Капелл чувствовал, что проспаривает. Эб говорил все быстрее и громче, он же только мямлил. Он вообще-то и не собирался спорить, это Эб как-то его впутал, он даже толком не понимал как.

– Но что-то... не знаю, чего ты там... В смысле, что... а как же здравый смысл?

– Не, это же наука.

Что всколыхнуло в глазах старика взгляд настолько безнадежно пораженческий, словно Эб сбросил бомбу, ба-бах, в самый центр его несчастной черной головы. Ибо разве с наукой поспоришь? Уж он-то, Капелл, ни за какие коврижки.

И все ж он выкарабкался из-под обломков, отстаивать здравый смысл.

– Но что-то ведь делается – это ты как объяснишь?

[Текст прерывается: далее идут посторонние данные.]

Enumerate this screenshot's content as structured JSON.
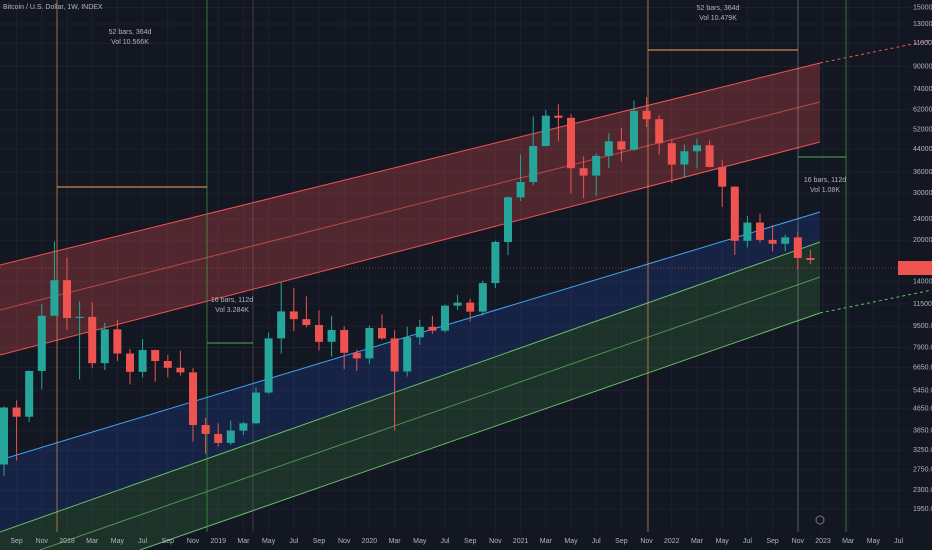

– “Что-то делается”, “что-то делается”, – фальцетом передразнил Эб (хотя из них двоих у Капелла голос был басовитей). – Что “что-то”?

Капелл в поисках примера оглядел морг. Все было знакомо до полной невидимости – столы, каталки, кипы клеенчатых полотнищ, стеклянный шкаф с миллионом банок и склянок, конторка в углу... Из развала на крышке конторки он извлек незаполненный идентификационный жетон.

– Вроде пластика.

– Пластика? – с отвращением произнес Эб. – Ну ты, Капелл, и сказанул. Сам-то понял? Пластика! – Эб помотал головой.

– Пластика, – настаивал Капелл. – Почему бы и нет?

– Пластик – это просто химикаты всякие, слепленные до кучи; понял, грамотей?

– Да, но... – Он зажмурил один глаз, выжимая мысль в фокус. – Но когда делают пластик, его... нагревают. Или типа того.

– Именно! А что такое тепло? – поинтересовался Эб, сложив руки поверх брюха, победоносного, набитого. – Тепло – это кинетическая энергия.

– У, черт, – признал Капелл. Он потер свою плоскую коричневую макушку. Опять проспорил. Он никак не мог въехать, как так получается.

– Движение молекул, – подытожил Эб. – Что ни копни, к тому и придешь. Это все физика; закон. – Он громко, раскатисто взбзднул и наставил палец Капеллу в пах, с точностью до секунды.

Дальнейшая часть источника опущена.